God, Albert could be annoying. “Who do we not want him to find?”
“Merry Byrd? Impossible! Why would he even want to find her?” Albert asked the obvious question. “Where’s the profit in that?”
“Remember when he first met Merry? The way he acted?” Rose looked down at her hands. The skin was spotted, thin, wrinkled. Every bone, sinew and vein showed. “Business took second place to her and her do-gooding.”
“He’s had other women, more practical women. He needs to marry. He needs to have a son to pass the business on to. Why not one of the women who live for the business?”
“He said he loved Merry Byrd.”
“Stupid name!”
“Yes.” She was too old to deal with this nonsense: from Albert, and from Benedict.
“All cats are gray in the dark,” Albert said.
She eyed him: tall, bony, bad eyes and wispy hair. “So they are.” Knowing Albert, he didn’t even start to comprehend the irony of her answer.
“Why do you say he found her?”
“He’s on vacation in Virtue Falls, Washington.”
Albert squinted at her, his reading glasses making his blue eyes wide and round. “Where’s that?”
“I don’t know, dear. In Washington, I suppose. But Benedict sounded happy, and he refused to immediately look over the reports.”
“You told him there was something wrong.”
“Yes.”
Albert leaned back in his chair and stroked his forehead. “Could be a different woman.”
“Could be. But she disappeared.”
“Merry did?”
“Yes, dear.” She hated when Albert played stupid. “When Nauplius Brassard died, his wife, Helen, disappeared. We know who that really was.”
“Merry Byrd.”
“The question
is—does Benedict realize that Helen and Merry are one and the same?”
“If he’s found her, it’s only a matter of time.” Albert pointed at Rose. “Better take care of that.” Turning away, he returned to his work, muttering darkly as he traced down the discrepancies Rose had found.
CHAPTER THIRTY-THREE
Benedict and Merida started out slowly, warming up, their feet pounding the sidewalk, dodging overgrown branches and a bicycle left lying on the sidewalk, avoiding barking dogs. He let her set the route. They ran a mile through Virtue Falls, then turned onto the well-worn path along the cliffs above the Pacific. There he began to stretch his legs, taking longer strides, pushing her harder than her usual pace. For her, it at once became a contest, one she couldn’t stand to lose.

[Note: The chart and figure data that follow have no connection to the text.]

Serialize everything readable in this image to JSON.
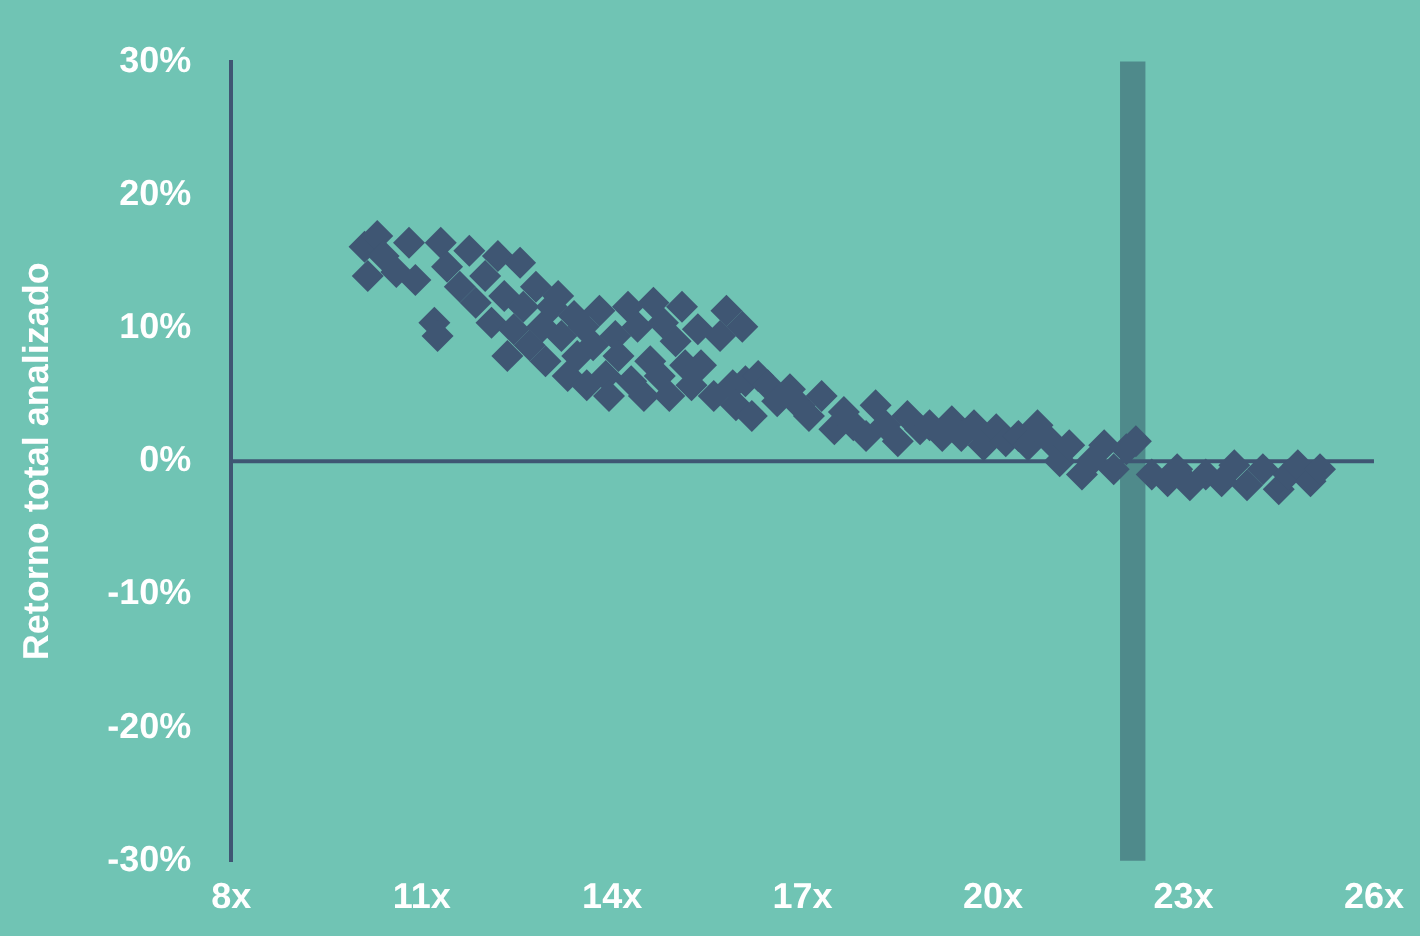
{
  "chart_data": {
    "type": "scatter",
    "ylabel": "Retorno total analizado",
    "marker": "diamond",
    "grid": false,
    "legend": false,
    "xlim": [
      8,
      26
    ],
    "xticks": [
      {
        "value": 8,
        "label": "8x"
      },
      {
        "value": 11,
        "label": "11x"
      },
      {
        "value": 14,
        "label": "14x"
      },
      {
        "value": 17,
        "label": "17x"
      },
      {
        "value": 20,
        "label": "20x"
      },
      {
        "value": 23,
        "label": "23x"
      },
      {
        "value": 26,
        "label": "26x"
      }
    ],
    "ylim": [
      -30,
      30
    ],
    "yticks": [
      {
        "value": -30,
        "label": "-30%"
      },
      {
        "value": -20,
        "label": "-20%"
      },
      {
        "value": -10,
        "label": "-10%"
      },
      {
        "value": 0,
        "label": "0%"
      },
      {
        "value": 10,
        "label": "10%"
      },
      {
        "value": 20,
        "label": "20%"
      },
      {
        "value": 30,
        "label": "30%"
      }
    ],
    "bands": [
      {
        "axis": "x",
        "from": 22,
        "to": 22.4,
        "color": "#4f8a8b"
      }
    ],
    "ref_lines": [
      {
        "axis": "y",
        "value": 0,
        "color": "#3f5673"
      }
    ],
    "series": [
      {
        "color": "#3f5673",
        "x": [
          10.1,
          10.15,
          10.3,
          10.4,
          10.6,
          10.8,
          10.9,
          11.2,
          11.25,
          11.3,
          11.4,
          11.6,
          11.75,
          11.85,
          12.0,
          12.1,
          12.2,
          12.3,
          12.35,
          12.45,
          12.55,
          12.6,
          12.7,
          12.8,
          12.9,
          12.95,
          13.05,
          13.15,
          13.2,
          13.3,
          13.4,
          13.45,
          13.55,
          13.6,
          13.7,
          13.8,
          13.9,
          13.95,
          14.05,
          14.1,
          14.25,
          14.3,
          14.4,
          14.5,
          14.6,
          14.65,
          14.75,
          14.8,
          14.9,
          15.0,
          15.1,
          15.15,
          15.25,
          15.35,
          15.4,
          15.6,
          15.7,
          15.8,
          15.9,
          15.95,
          16.05,
          16.1,
          16.2,
          16.3,
          16.45,
          16.6,
          16.8,
          16.95,
          17.1,
          17.3,
          17.5,
          17.65,
          17.8,
          18.0,
          18.15,
          18.3,
          18.5,
          18.65,
          18.85,
          19.0,
          19.2,
          19.35,
          19.5,
          19.7,
          19.85,
          20.05,
          20.2,
          20.4,
          20.55,
          20.7,
          20.9,
          21.05,
          21.2,
          21.4,
          21.55,
          21.75,
          21.9,
          22.1,
          22.25,
          22.5,
          22.75,
          22.9,
          23.1,
          23.35,
          23.6,
          23.8,
          24.0,
          24.25,
          24.5,
          24.65,
          24.8,
          25.0,
          25.15
        ],
        "values": [
          16.1,
          13.9,
          16.9,
          15.4,
          14.2,
          16.4,
          13.6,
          10.4,
          9.4,
          16.4,
          14.6,
          13.1,
          15.8,
          11.9,
          13.9,
          10.4,
          15.4,
          12.4,
          7.9,
          9.9,
          14.9,
          11.6,
          8.7,
          13.1,
          10.1,
          7.5,
          11.6,
          12.4,
          9.4,
          6.4,
          10.9,
          7.9,
          10.1,
          5.7,
          8.7,
          11.3,
          6.4,
          4.9,
          9.4,
          7.9,
          11.6,
          6.0,
          10.1,
          4.9,
          7.5,
          11.9,
          6.4,
          10.4,
          4.9,
          9.0,
          11.6,
          7.2,
          5.7,
          9.9,
          7.2,
          4.9,
          9.4,
          11.3,
          5.7,
          4.2,
          10.1,
          6.0,
          3.4,
          6.4,
          5.7,
          4.5,
          5.4,
          4.2,
          3.4,
          4.9,
          2.4,
          3.7,
          2.7,
          1.9,
          4.2,
          2.7,
          1.5,
          3.4,
          2.4,
          2.7,
          1.9,
          3.0,
          1.9,
          2.7,
          1.2,
          2.4,
          1.5,
          1.9,
          1.2,
          2.7,
          1.5,
          0,
          1.2,
          -1.0,
          0,
          1.2,
          -0.6,
          0.9,
          1.5,
          -1.0,
          -1.5,
          -0.6,
          -1.8,
          -1.0,
          -1.5,
          -0.3,
          -1.8,
          -0.6,
          -2.1,
          -1.0,
          -0.3,
          -1.5,
          -0.6
        ]
      }
    ]
  }
}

When she began to pant, he slowed. “I forget. You’re short.”
She held out her hands, using them like a selfie stick, so he could see her talk. “I’m petite.”
“Right. Petite.”
She pointed down the steep path to the beach.

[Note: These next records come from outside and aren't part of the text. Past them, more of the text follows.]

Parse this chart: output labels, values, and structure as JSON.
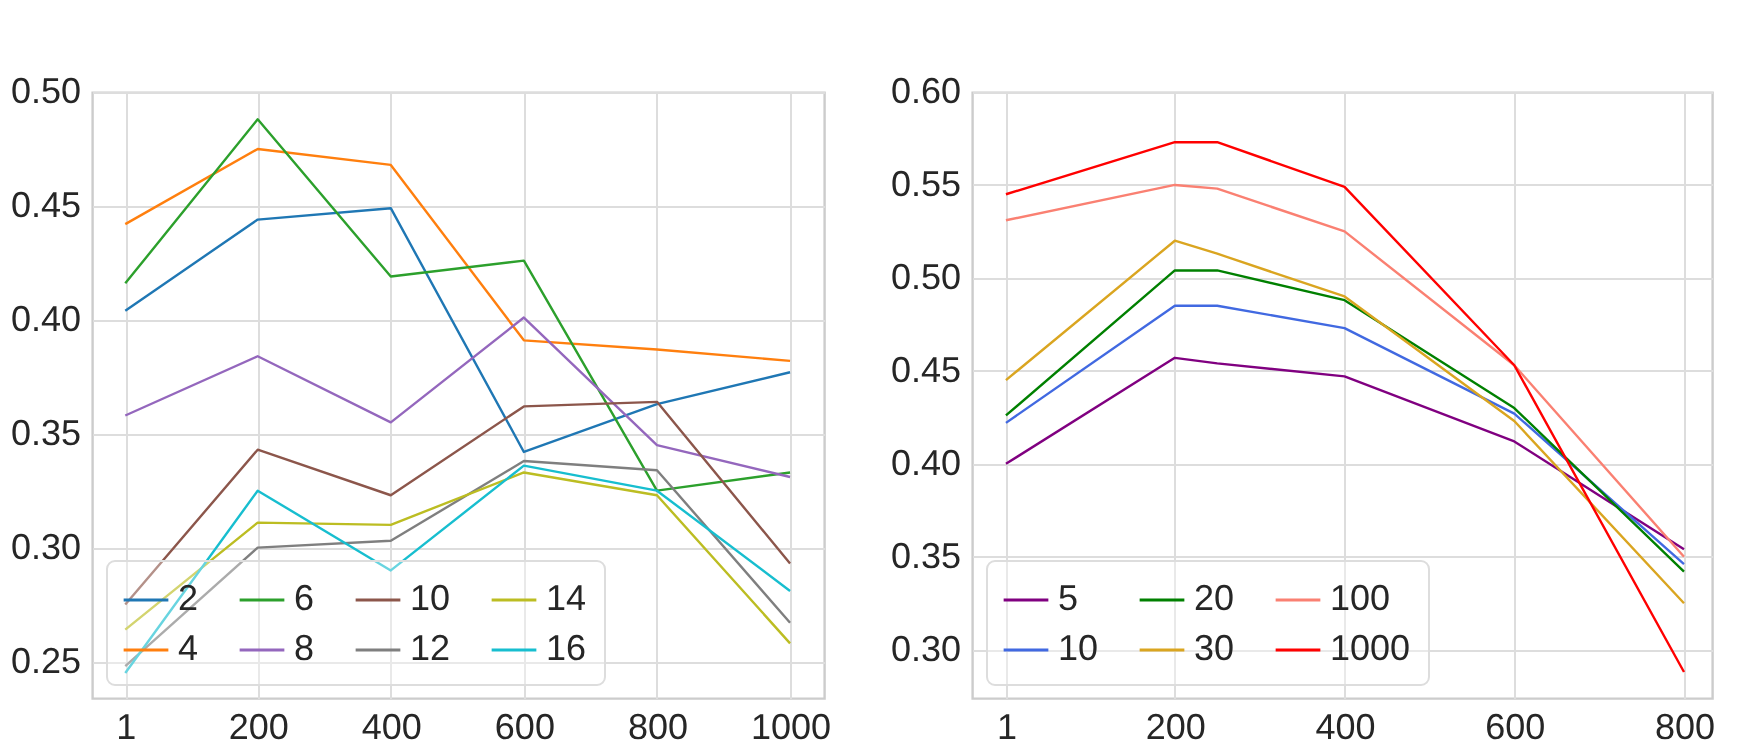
{
  "chart_data": [
    {
      "type": "line",
      "x": [
        1,
        200,
        400,
        600,
        800,
        1000
      ],
      "xlim": [
        -49,
        1051
      ],
      "xticks": [
        1,
        200,
        400,
        600,
        800,
        1000
      ],
      "ylim": [
        0.234,
        0.5
      ],
      "yticks": [
        {
          "value": 0.25,
          "label": "0.25"
        },
        {
          "value": 0.3,
          "label": "0.30"
        },
        {
          "value": 0.35,
          "label": "0.35"
        },
        {
          "value": 0.4,
          "label": "0.40"
        },
        {
          "value": 0.45,
          "label": "0.45"
        },
        {
          "value": 0.5,
          "label": "0.50"
        }
      ],
      "grid": true,
      "legend": "bottom left",
      "marker": "none",
      "line_style": "solid",
      "series": [
        {
          "name": "2",
          "color": "#1f77b4",
          "values": [
            0.404,
            0.444,
            0.449,
            0.342,
            0.363,
            0.377
          ]
        },
        {
          "name": "4",
          "color": "#ff7f0e",
          "values": [
            0.442,
            0.475,
            0.468,
            0.391,
            0.387,
            0.382
          ]
        },
        {
          "name": "6",
          "color": "#2ca02c",
          "values": [
            0.416,
            0.488,
            0.419,
            0.426,
            0.325,
            0.333
          ]
        },
        {
          "name": "8",
          "color": "#9467bd",
          "values": [
            0.358,
            0.384,
            0.355,
            0.401,
            0.345,
            0.331
          ]
        },
        {
          "name": "10",
          "color": "#8c564b",
          "values": [
            0.275,
            0.343,
            0.323,
            0.362,
            0.364,
            0.293
          ]
        },
        {
          "name": "12",
          "color": "#7f7f7f",
          "values": [
            0.248,
            0.3,
            0.303,
            0.338,
            0.334,
            0.267
          ]
        },
        {
          "name": "14",
          "color": "#bcbd22",
          "values": [
            0.264,
            0.311,
            0.31,
            0.333,
            0.323,
            0.258
          ]
        },
        {
          "name": "16",
          "color": "#17becf",
          "values": [
            0.245,
            0.325,
            0.29,
            0.336,
            0.325,
            0.281
          ]
        }
      ]
    },
    {
      "type": "line",
      "x": [
        1,
        200,
        250,
        400,
        600,
        800
      ],
      "xlim": [
        -39,
        833
      ],
      "xticks": [
        1,
        200,
        400,
        600,
        800
      ],
      "ylim": [
        0.274,
        0.6
      ],
      "yticks": [
        {
          "value": 0.3,
          "label": "0.30"
        },
        {
          "value": 0.35,
          "label": "0.35"
        },
        {
          "value": 0.4,
          "label": "0.40"
        },
        {
          "value": 0.45,
          "label": "0.45"
        },
        {
          "value": 0.5,
          "label": "0.50"
        },
        {
          "value": 0.55,
          "label": "0.55"
        },
        {
          "value": 0.6,
          "label": "0.60"
        }
      ],
      "grid": true,
      "legend": "bottom left",
      "marker": "none",
      "line_style": "solid",
      "series": [
        {
          "name": "5",
          "color": "#800080",
          "values": [
            0.4,
            0.457,
            0.454,
            0.447,
            0.412,
            0.354
          ]
        },
        {
          "name": "10",
          "color": "#4169e1",
          "values": [
            0.422,
            0.485,
            0.485,
            0.473,
            0.427,
            0.346
          ]
        },
        {
          "name": "20",
          "color": "#008000",
          "values": [
            0.426,
            0.504,
            0.504,
            0.488,
            0.43,
            0.342
          ]
        },
        {
          "name": "30",
          "color": "#daa520",
          "values": [
            0.445,
            0.52,
            0.513,
            0.49,
            0.423,
            0.325
          ]
        },
        {
          "name": "100",
          "color": "#fa8072",
          "values": [
            0.531,
            0.55,
            0.548,
            0.525,
            0.453,
            0.35
          ]
        },
        {
          "name": "1000",
          "color": "#ff0000",
          "values": [
            0.545,
            0.573,
            0.573,
            0.549,
            0.453,
            0.288
          ]
        }
      ]
    }
  ]
}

He said, “Sure. Good idea,” and gestured for her to lead the way.
She loved this part of the run, leaping down the slippery trail like a mountain goat. She loved more that she left him behind.

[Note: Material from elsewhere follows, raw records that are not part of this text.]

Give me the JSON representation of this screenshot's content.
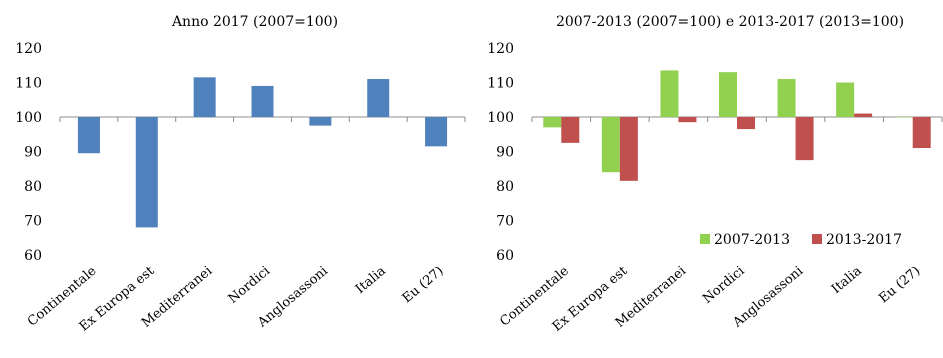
{
  "chart_data": [
    {
      "type": "bar",
      "title": "Anno 2017 (2007=100)",
      "categories": [
        "Continentale",
        "Ex Europa est",
        "Mediterranei",
        "Nordici",
        "Anglosassoni",
        "Italia",
        "Eu (27)"
      ],
      "baseline": 100,
      "series": [
        {
          "values": [
            89.5,
            68,
            111.5,
            109,
            97.5,
            111,
            91.5
          ],
          "color": "#4f81bd"
        }
      ],
      "ylim": [
        60,
        120
      ],
      "yticks": [
        60,
        70,
        80,
        90,
        100,
        110,
        120
      ],
      "grid": false,
      "legend": "none"
    },
    {
      "type": "bar",
      "title": "2007-2013 (2007=100) e 2013-2017 (2013=100)",
      "categories": [
        "Continentale",
        "Ex Europa est",
        "Mediterranei",
        "Nordici",
        "Anglosassoni",
        "Italia",
        "Eu (27)"
      ],
      "baseline": 100,
      "series": [
        {
          "name": "2007-2013",
          "values": [
            97,
            84,
            113.5,
            113,
            111,
            110,
            100
          ],
          "color": "#92d050"
        },
        {
          "name": "2013-2017",
          "values": [
            92.5,
            81.5,
            98.5,
            96.5,
            87.5,
            101,
            91
          ],
          "color": "#c0504d"
        }
      ],
      "ylim": [
        60,
        120
      ],
      "yticks": [
        60,
        70,
        80,
        90,
        100,
        110,
        120
      ],
      "grid": false,
      "legend": "bottom-right"
    }
  ]
}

At the bottom, she stopped, placed her hands on her knees and got her breath. When he came up behind her, she straightened and hopped along the rocks toward the pilings of the old dock.
Behind her, he called, “Great food last night.”
She nodded.
“Good kiss.”
She stopped, turned, signed, “Not a great kiss?”
“You need practice.”
She shot him the universal gesture of fuckoffery.
He laughed. He looked tired, as if he’d been up all night, but he sounded happy.
She returned to her rock-hopping. She was happy, too. The day had dawned with a rare blue sky, the air was cool, the ocean rolled and sparkled, she was with Benedict and her revenge was coming to fruition. Right now, the fact that she was revenging herself on him seemed irrelevant.